There were a total of 764 discrete stories or transcripts. The score was:
Israeli Prime Minister Benjamin Netanyahu: 568 times
British Prime Minister David Cameron: 54 times
French President Francois Hollande: 48 times
German Chancellor Angela Merkel: 14 times
In other words, even if you combine all the citations of the leaders of our three major NATO allies -- and the three West European partners in the P5+1 negotiations -- on the question of Iran's nuclear program and the negotiations to curb it, the media has gone to Bibi Netanyahu nearly five times more often.
I also did my own survey of the frequency with which The Washington Post, which hosted Lieberman's exhortation for all members of Congress to "hear out" Bibi, cited or quoted the same leaders addressing Iran's nuclear program between January 1, 2014 and February 23, 2015, using Nexis searches. The searches identified all stories or op-eds published in the newspaper that included the words "nuclear" and "Iran," "Iranian," "Tehran's," or "Iran's," and the last name of the leader within the same paragraph. The results:
Netanyahu was cited in 47 separate Post newspaper articles.
Cameron was cited in 2.
Hollande was cited in 1.
Merkel was cited in 2.
Thus, for every mention of Iran's nuclear program in relation to one of leaders of our three closest European allies and negotiating partners, Netanyahu was cited or quoted nearly 10 times. For the past nearly 14 months, in other words, Netanyahu's position on Iran's nuclear program has gotten almost 10 times more coverage in the Post than those of the leaders of Britain, France, and Germany combined.
I should add that Obama, as one would expect given the fact that he is president of the United States, beat out Bibi in the number of stories that included his name in relation to Iran's nuclear program in the same paragraph: it came to a total of 148 newspaper stories. However, when I excluded those stories or op-eds in which the reference was to "the Obama administration," as opposed to "Obama" personally, the total number fell to 70; that is, just 23 more than the number of times Netanyahu appeared.
If I can inject one more variable relevant to Dershowitz's assertion that Israel is our "closest ally," the Chicago Council on Global Affairs, which has conducted detailed polling on U.S. attitudes toward foreign policy for more than 40 years, released its 2014 survey in September. As in past surveys, it asked thousands of respondents to rate their feelings toward countries (a total of 23 in 2014) on a scale of 0 to 100, with 0 meaning very cold and unfavorable, 50 meaning neither positive nor negative, and 100 very warm and favorable.
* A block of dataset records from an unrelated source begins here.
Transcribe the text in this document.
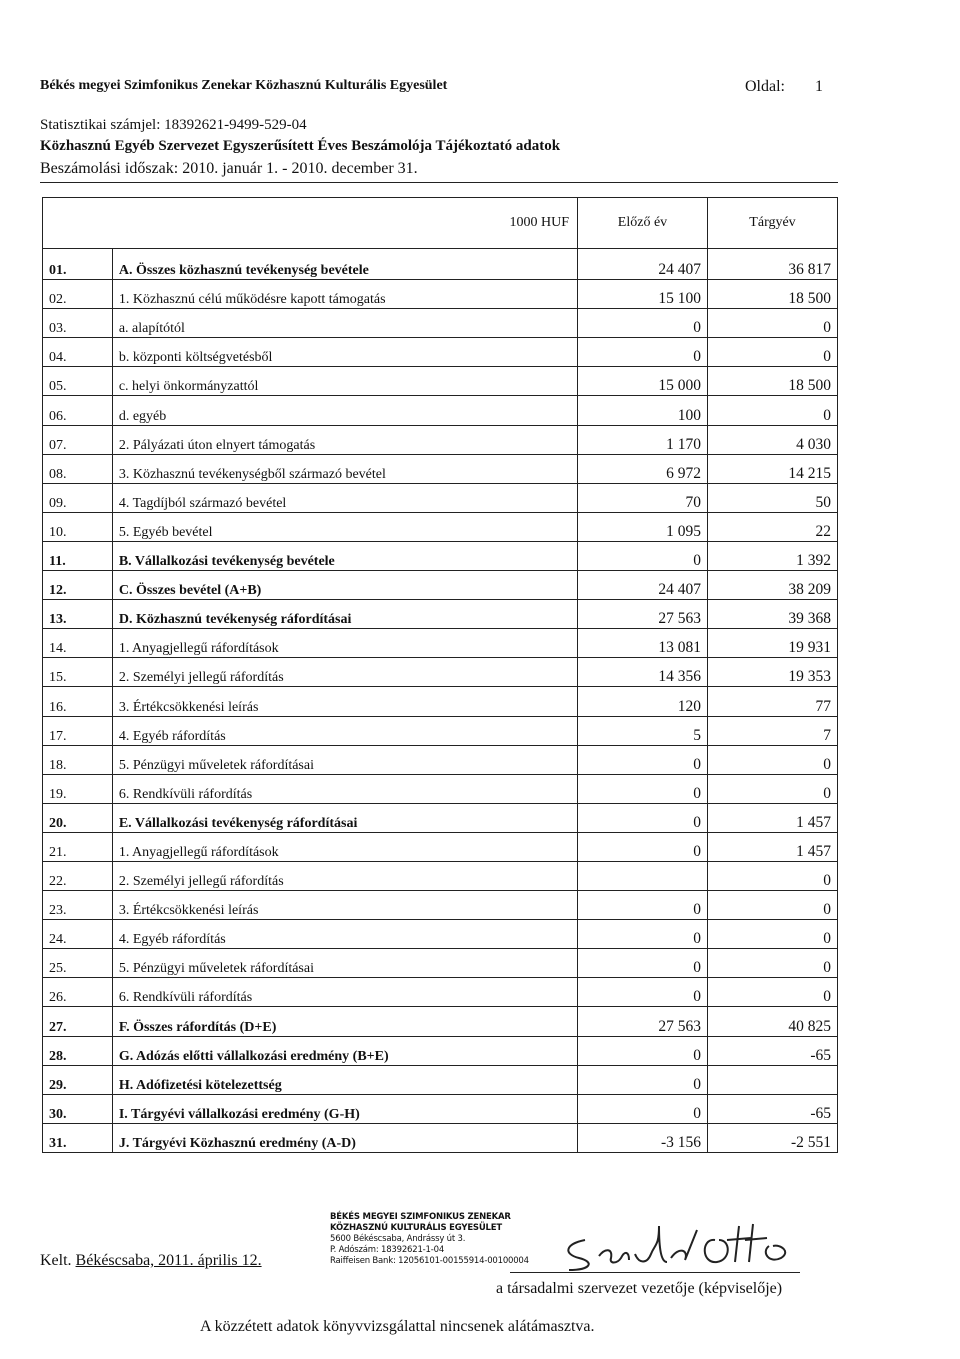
Békés megyei Szimfonikus Zenekar Közhasznú Kulturális Egyesület	Oldal: 1
Statisztikai számjel: 18392621-9499-529-04
Közhasznú Egyéb Szervezet Egyszerűsített Éves Beszámolója Tájékoztató adatok
Beszámolási időszak: 2010. január 1. - 2010. december 31.
1000 HUF		Előző év	Tárgyév
01.	A. Összes közhasznú tevékenység bevétele	24 407	36 817
02.	1. Közhasznú célú működésre kapott támogatás	15 100	18 500
03.	a. alapítótól	0	0
04.	b. központi költségvetésből	0	0
05.	c. helyi önkormányzattól	15 000	18 500
06.	d. egyéb	100	0
07.	2. Pályázati úton elnyert támogatás	1 170	4 030
08.	3. Közhasznú tevékenységből származó bevétel	6 972	14 215
09.	4. Tagdíjból származó bevétel	70	50
10.	5. Egyéb bevétel	1 095	22
11.	B. Vállalkozási tevékenység bevétele	0	1 392
12.	C. Összes bevétel (A+B)	24 407	38 209
13.	D. Közhasznú tevékenység ráfordításai	27 563	39 368
14.	1. Anyagjellegű ráfordítások	13 081	19 931
15.	2. Személyi jellegű ráfordítás	14 356	19 353
16.	3. Értékcsökkenési leírás	120	77
17.	4. Egyéb ráfordítás	5	7
18.	5. Pénzügyi műveletek ráfordításai	0	0
19.	6. Rendkívüli ráfordítás	0	0
20.	E. Vállalkozási tevékenység ráfordításai	0	1 457
21.	1. Anyagjellegű ráfordítások	0	1 457
22.	2. Személyi jellegű ráfordítás		0
23.	3. Értékcsökkenési leírás	0	0
24.	4. Egyéb ráfordítás	0	0
25.	5. Pénzügyi műveletek ráfordításai	0	0
26.	6. Rendkívüli ráfordítás	0	0
27.	F. Összes ráfordítás (D+E)	27 563	40 825
28.	G. Adózás előtti vállalkozási eredmény (B+E)	0	-65
29.	H. Adófizetési kötelezettség	0	
30.	I. Tárgyévi vállalkozási eredmény (G-H)	0	-65
31.	J. Tárgyévi Közhasznú eredmény (A-D)	-3 156	-2 551
Kelt. Békéscsaba, 2011. április 12.
BÉKÉS MEGYEI SZIMFONIKUS ZENEKAR
KÖZHASZNÚ KULTURÁLIS EGYESÜLET
5600 Békéscsaba, Andrássy út 3.
P. Adószám: 18392621-1-04
Raiffeisen Bank: 12056101-00155914-00100004
a társadalmi szervezet vezetője (képviselője)
A közzétett adatok könyvvizsgálattal nincsenek alátámasztva.
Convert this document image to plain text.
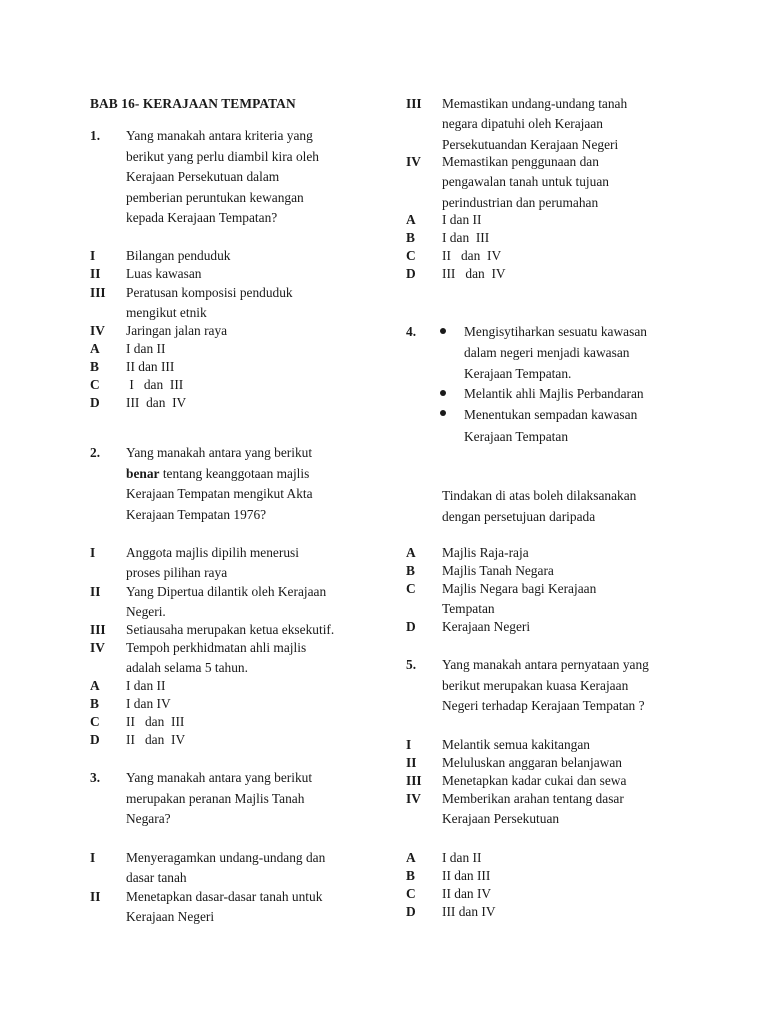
BAB 16- KERAJAAN TEMPATAN
1. Yang manakah antara kriteria yang
berikut yang perlu diambil kira oleh
Kerajaan Persekutuan dalam
pemberian peruntukan kewangan
kepada Kerajaan Tempatan?
I Bilangan penduduk
II Luas kawasan
III Peratusan komposisi penduduk
mengikut etnik
IV Jaringan jalan raya
A I dan II
B II dan III
C I   dan  III
D III  dan  IV
2. Yang manakah antara yang berikut
benar tentang keanggotaan majlis
Kerajaan Tempatan mengikut Akta
Kerajaan Tempatan 1976?
I Anggota majlis dipilih menerusi
proses pilihan raya
II Yang Dipertua dilantik oleh Kerajaan
Negeri.
III Setiausaha merupakan ketua eksekutif.
IV Tempoh perkhidmatan ahli majlis
adalah selama 5 tahun.
A I dan II
B I dan IV
C II   dan  III
D II   dan  IV
3. Yang manakah antara yang berikut
merupakan peranan Majlis Tanah
Negara?
I Menyeragamkan undang-undang dan
dasar tanah
II Menetapkan dasar-dasar tanah untuk
Kerajaan Negeri
III Memastikan undang-undang tanah
negara dipatuhi oleh Kerajaan
Persekutuandan Kerajaan Negeri
IV Memastikan penggunaan dan
pengawalan tanah untuk tujuan
perindustrian dan perumahan
A I dan II
B I dan  III
C II   dan  IV
D III   dan  IV
4.	Mengisytiharkan sesuatu kawasan
dalam negeri menjadi kawasan
Kerajaan Tempatan.
Melantik ahli Majlis Perbandaran
Menentukan sempadan kawasan
Kerajaan Tempatan
Tindakan di atas boleh dilaksanakan
dengan persetujuan daripada
A Majlis Raja-raja
B Majlis Tanah Negara
C Majlis Negara bagi Kerajaan
Tempatan
D Kerajaan Negeri
5. Yang manakah antara pernyataan yang
berikut merupakan kuasa Kerajaan
Negeri terhadap Kerajaan Tempatan ?
I Melantik semua kakitangan
II Meluluskan anggaran belanjawan
III Menetapkan kadar cukai dan sewa
IV Memberikan arahan tentang dasar
Kerajaan Persekutuan
A I dan II
B II dan III
C II dan IV
D III dan IV
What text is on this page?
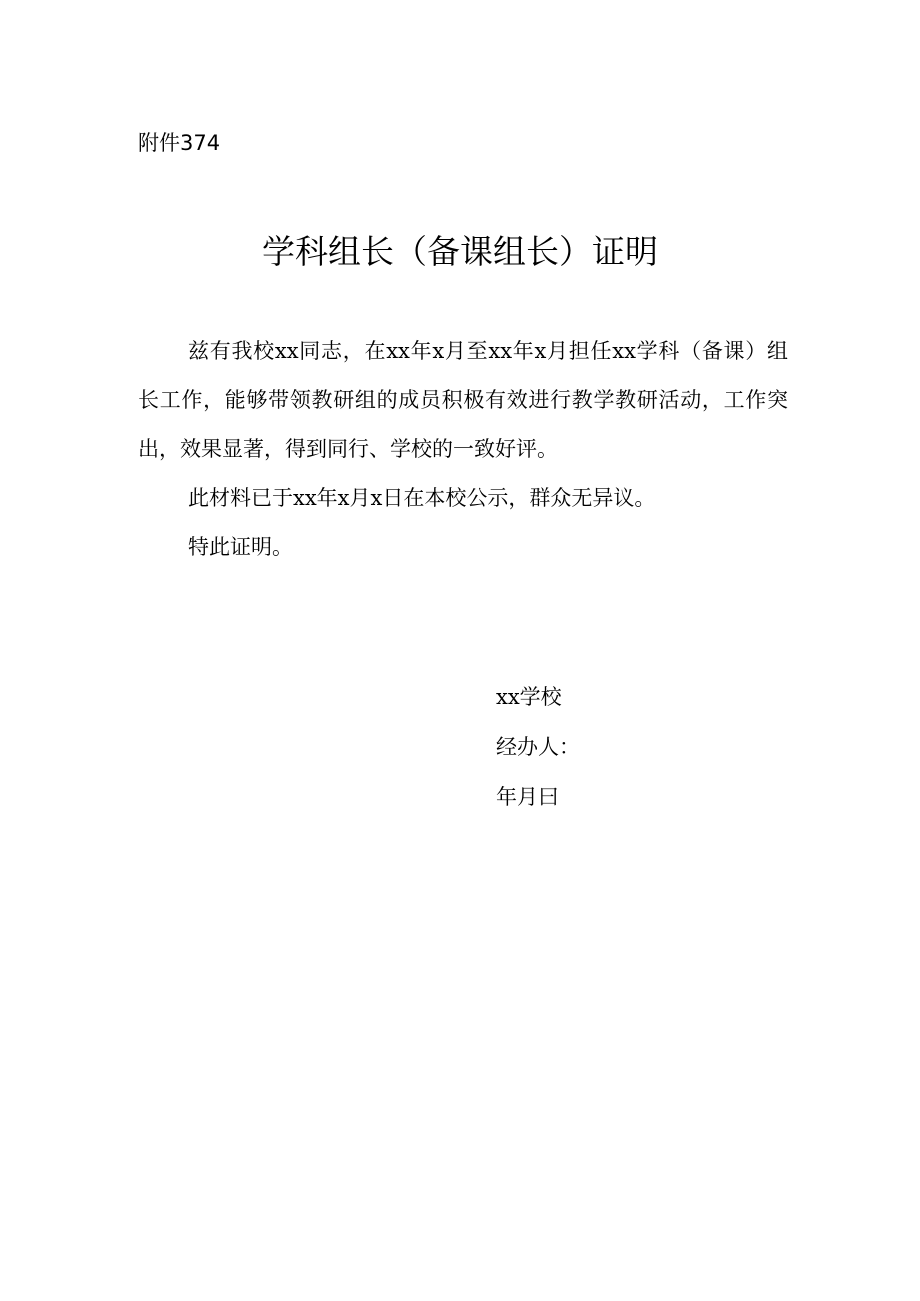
附件374
学科组长（备课组长）证明
兹有我校xx同志，在xx年x月至xx年x月担任xx学科（备课）组长工作，能够带领教研组的成员积极有效进行教学教研活动，工作突出，效果显著，得到同行、学校的一致好评。
此材料已于xx年x月x日在本校公示，群众无异议。
特此证明。
xx学校
经办人：
年月曰
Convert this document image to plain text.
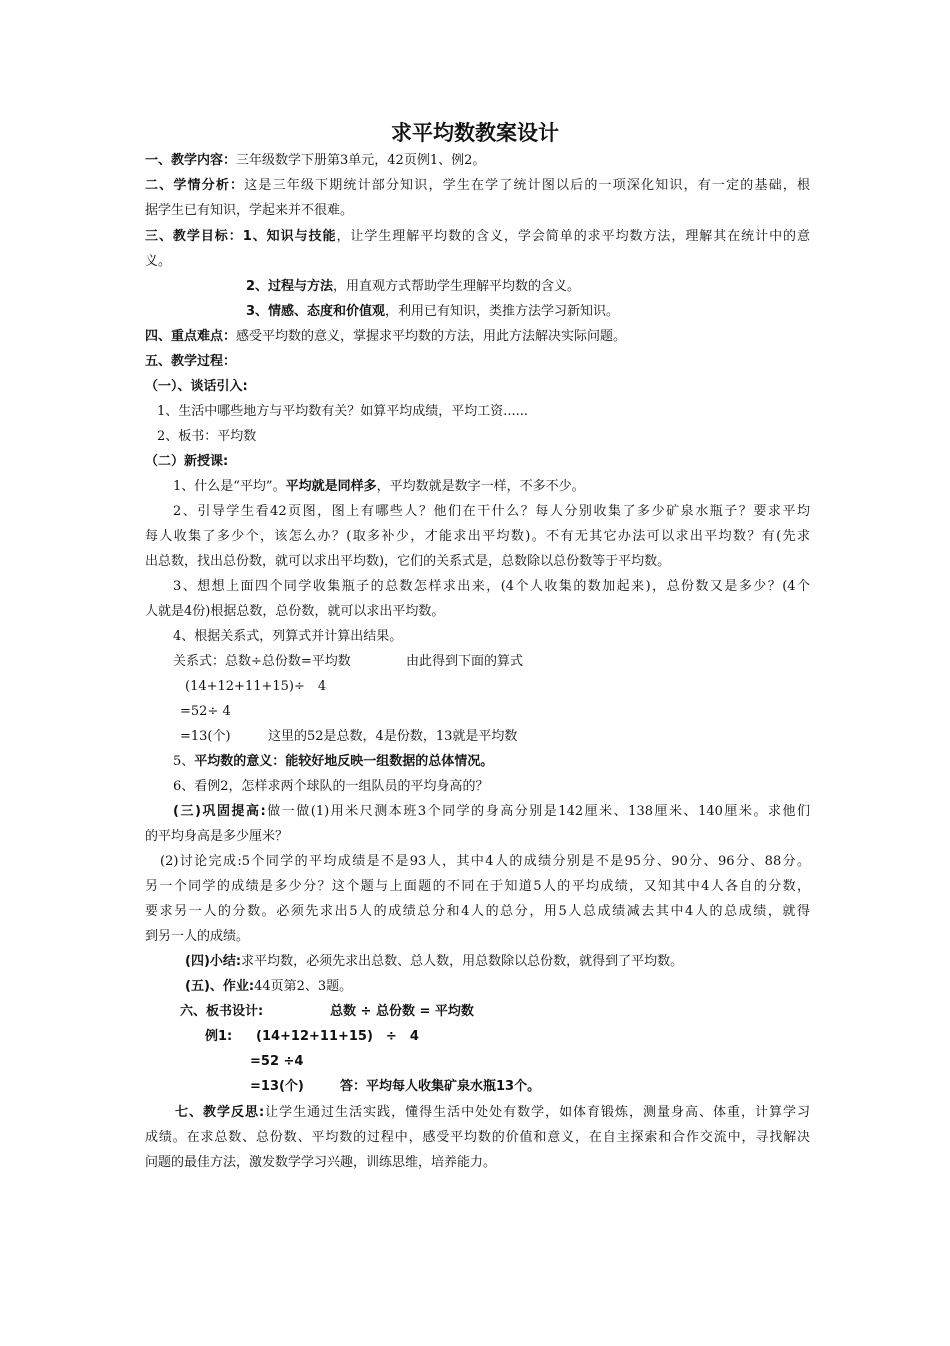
求平均数教案设计
一、教学内容：三年级数学下册第3单元，42页例1、例2。
二、学情分析：这是三年级下期统计部分知识，学生在学了统计图以后的一项深化知识，有一定的基础，根
据学生已有知识，学起来并不很难。
三、教学目标：1、知识与技能，让学生理解平均数的含义，学会简单的求平均数方法，理解其在统计中的意
义。
2、过程与方法，用直观方式帮助学生理解平均数的含义。
3、情感、态度和价值观，利用已有知识，类推方法学习新知识。
四、重点难点：感受平均数的意义，掌握求平均数的方法，用此方法解决实际问题。
五、教学过程：
（一）、谈话引入:
1、生活中哪些地方与平均数有关？如算平均成绩，平均工资......
2、板书：平均数
（二）新授课:
1、什么是“平均”。平均就是同样多，平均数就是数字一样，不多不少。
2、引导学生看42页图，图上有哪些人？他们在干什么？每人分别收集了多少矿泉水瓶子？要求平均
每人收集了多少个，该怎么办？(取多补少，才能求出平均数)。不有无其它办法可以求出平均数？有(先求
出总数，找出总份数，就可以求出平均数)，它们的关系式是，总数除以总份数等于平均数。
3、想想上面四个同学收集瓶子的总数怎样求出来，(4个人收集的数加起来)，总份数又是多少？(4个
人就是4份)根据总数，总份数，就可以求出平均数。
4、根据关系式，列算式并计算出结果。
关系式：总数÷总份数=平均数	由此得到下面的算式
(14+12+11+15)÷　4
=52÷ 4
=13(个)	这里的52是总数，4是份数，13就是平均数
5、平均数的意义：能较好地反映一组数据的总体情况。
6、看例2，怎样求两个球队的一组队员的平均身高的？
(三)巩固提高:做一做(1)用米尺测本班3个同学的身高分别是142厘米、138厘米、140厘米。求他们
的平均身高是多少厘米？
(2)讨论完成:5个同学的平均成绩是不是93人，其中4人的成绩分别是不是95分、90分、96分、88分。
另一个同学的成绩是多少分？这个题与上面题的不同在于知道5人的平均成绩，又知其中4人各自的分数，
要求另一人的分数。必须先求出5人的成绩总分和4人的总分，用5人总成绩减去其中4人的总成绩，就得
到另一人的成绩。
(四)小结:求平均数，必须先求出总数、总人数，用总数除以总份数，就得到了平均数。
(五)、作业:44页第2、3题。
六、板书设计:	总数 ÷ 总份数 = 平均数
例1: (14+12+11+15)　÷　4
=52 ÷4
=13(个)	答：平均每人收集矿泉水瓶13个。
七、教学反思:让学生通过生活实践，懂得生活中处处有数学，如体育锻炼，测量身高、体重，计算学习
成绩。在求总数、总份数、平均数的过程中，感受平均数的价值和意义，在自主探索和合作交流中，寻找解决
问题的最佳方法，激发数学学习兴趣，训练思维，培养能力。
Here are the relevant results:
Great Britain - 74 (second behind Canada overall)
Germany - 65
France - 61 (fourth behind Japan)
Israel - 59
So, why not hold at least one Joint Session of Congress so that the leaders of Washington's three closest military allies and three of the five nations for which the American public holds the warmest feelings could address what they think of Iran's nuclear program and any agreement that could curb it? Why reserve that opportunity for Netanyahu who appears to have had no problem whatsoever in getting his point of view across via the U.S. media with respect to Iran's nuclear program and the purported threat it poses to Israel, the U.S., and the West?